Projemizde esas aldığımız [dış politika] kriz tanımına göre;

 İster algısal ister gerçeklik taşısın “kriz” olarak kabul edilen sözsel-eylemsel durum karar alıcı bakımından genellikle aşağıdaki özellikleri taşır:

Buna göre krizin tetikleyicisi olarak kabul edilen gelişme;

•karar alıcının dış politika gündemini meşgul edebilecek herhangi bir konuda ortaya çıkar,

•zamanlama bakımından aniden ortaya çıkar veya belli bir zaman dilimi içerisinde gelişir,

•karar alıcının algısında ve/ya gerçekliğinde temel değer ve önceliklerinde bir değişiklik yapmaya zorlar,

•bu durum karar alıcı bakımından risk, tehlike, tehdit veya saldırı olarak algılanır,

•Bu algısal durum dolayısıyla karar alıcı mevcut kısıtlı seçenekler arasında bir tercih yapmak ve karar almak zorundadır,

•Karar alıcının alacağı karar dolayısıyla doğrudan muhatabı olan aktör ve/ya aktörlerle bir askeri çarpışma-savaşa girme olasılığı bulunmakla birlikte bu durum her zaman ortaya çıkmaz.
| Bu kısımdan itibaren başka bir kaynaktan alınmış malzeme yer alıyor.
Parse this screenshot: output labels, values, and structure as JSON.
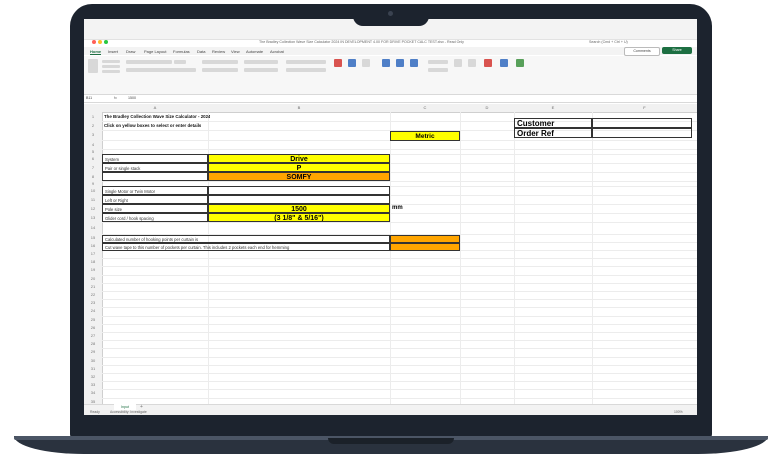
{
  "window": {
    "title": "The Bradley Collection Wave Size Calculator 2024 IN DEVELOPMENT 4.00 FOR DRIVE POCKET CALC TEST.xlsx - Read Only",
    "search_placeholder": "Search (Cmd + Ctrl + U)"
  },
  "menu": [
    "Home",
    "Insert",
    "Draw",
    "Page Layout",
    "Formulas",
    "Data",
    "Review",
    "View",
    "Automate",
    "Acrobat"
  ],
  "buttons": {
    "comments": "Comments",
    "share": "Share"
  },
  "formula_bar": {
    "name_box": "B11",
    "fx": "fx",
    "value": "1500"
  },
  "columns": [
    "A",
    "B",
    "C",
    "D",
    "E",
    "F"
  ],
  "rows": [
    "1",
    "2",
    "3",
    "4",
    "5",
    "6",
    "7",
    "8",
    "9",
    "10",
    "11",
    "12",
    "13",
    "14",
    "15",
    "16",
    "17",
    "18",
    "19",
    "20",
    "21",
    "22",
    "23",
    "24",
    "25",
    "26",
    "27",
    "28",
    "29",
    "30",
    "31",
    "32",
    "33",
    "34",
    "35",
    "36",
    "37",
    "38",
    "39"
  ],
  "sheet": {
    "title": "The Bradley Collection Wave Size Calculator - 2024",
    "instruction": "Click on yellow boxes to select or enter details",
    "metric": "Metric",
    "customer_label": "Customer",
    "order_label": "Order Ref",
    "labels": {
      "system": "System",
      "pair": "Pair or single stack",
      "motor": "Single Motor or Twin Motor",
      "left_right": "Left or Right",
      "pole": "Pole size",
      "glider": "Glider cord / hook spacing"
    },
    "values": {
      "system": "Drive",
      "pair": "P",
      "brand": "SOMFY",
      "pole": "1500",
      "glider": "(3 1/8\" & 5/16\")"
    },
    "unit": "mm",
    "calc1": "Calculated number of hooking points per curtain is",
    "calc2": "Cut wave tape to this number of pockets per curtain. This includes 2 pockets each end for hemming"
  },
  "tabs": {
    "active": "Input"
  },
  "status": {
    "left": "Ready",
    "accessibility": "Accessibility: Investigate",
    "zoom": "100%"
  }
}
Projemizde temel almış olduğumuz kriz tanımı devletlerin dış politikaları ve uluslararası ilişkilerindeki hemen her konuda kriz yaşayabilecekleri düşüncesine dayanmaktadır. Araştırma çerçevesini daraltmak gerektiğinde literatürde askeri güvenlik krizlerini temele oturtan araştırmalara ağırlık verildiği görülmektedir. Ancak projemizde kriz örnekleri araştırırken olabildiğince geniş bir konu-içerik taranmaya çalışılmıştır. Bu nedenle seçilen örnekler askeri, siyasi, hukuki, insani nitelikteki krizler olarak somutlaşmıştır. Doğası gereği bu ayrımlandırmada bir konunun birden fazla boyutunun olabileceği de göz ardı edilmemiştir. Yani krizin odağındaki gelişme askeri olabileceği gibi siyasi ve hukuki niteliklere de sahip olabilmektedir.
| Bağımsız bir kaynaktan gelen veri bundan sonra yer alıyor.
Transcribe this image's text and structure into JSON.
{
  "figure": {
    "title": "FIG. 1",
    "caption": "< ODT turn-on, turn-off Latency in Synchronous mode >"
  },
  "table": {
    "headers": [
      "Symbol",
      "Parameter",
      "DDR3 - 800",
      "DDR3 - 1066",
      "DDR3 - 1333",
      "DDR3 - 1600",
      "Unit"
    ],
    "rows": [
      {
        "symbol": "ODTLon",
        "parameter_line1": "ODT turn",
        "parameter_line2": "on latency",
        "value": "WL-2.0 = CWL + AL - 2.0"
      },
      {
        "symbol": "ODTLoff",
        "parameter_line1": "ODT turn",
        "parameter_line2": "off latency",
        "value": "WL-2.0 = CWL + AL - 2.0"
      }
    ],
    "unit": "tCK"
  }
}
Araştırmamızın sınırlılıkları içerisinde yer alan bu nokta daha farklı kriz çeşitlerinin de incelenmesi gerektiğini ortaya çıkartmıştır. Örneğin 1986 Çernobil Nükleer Santrali’ndeki çevresel felakete yol açan nükleer kaza bunlardan biridir. Söz konusu çevresel kriz hem bir acil durum yönetimini hem de olumsuz, telafisi mümkün olmayan veya maliyetli olan etki ve sonuçlarının giderilmesinde devletlerin ortak çabalarını gerektirmiştir. Ancak Nükleer serpintinin etkisinde kalan Avrupa ülkeleri Sovyetler Birliği ile ilişkileri ekseninde durumu bir kriz olarak değerlendirirken Türkiye’de süreç bunun tersine gelişmiştir. Serpintiden etkilenen Türkiye’de siyasal karar alıcı uğranılan zararı küçümseyerek kamuoyunun gündeminden çıkartmaya çalışmış. Dış politikasında da dillendirmekten kaçınmıştır.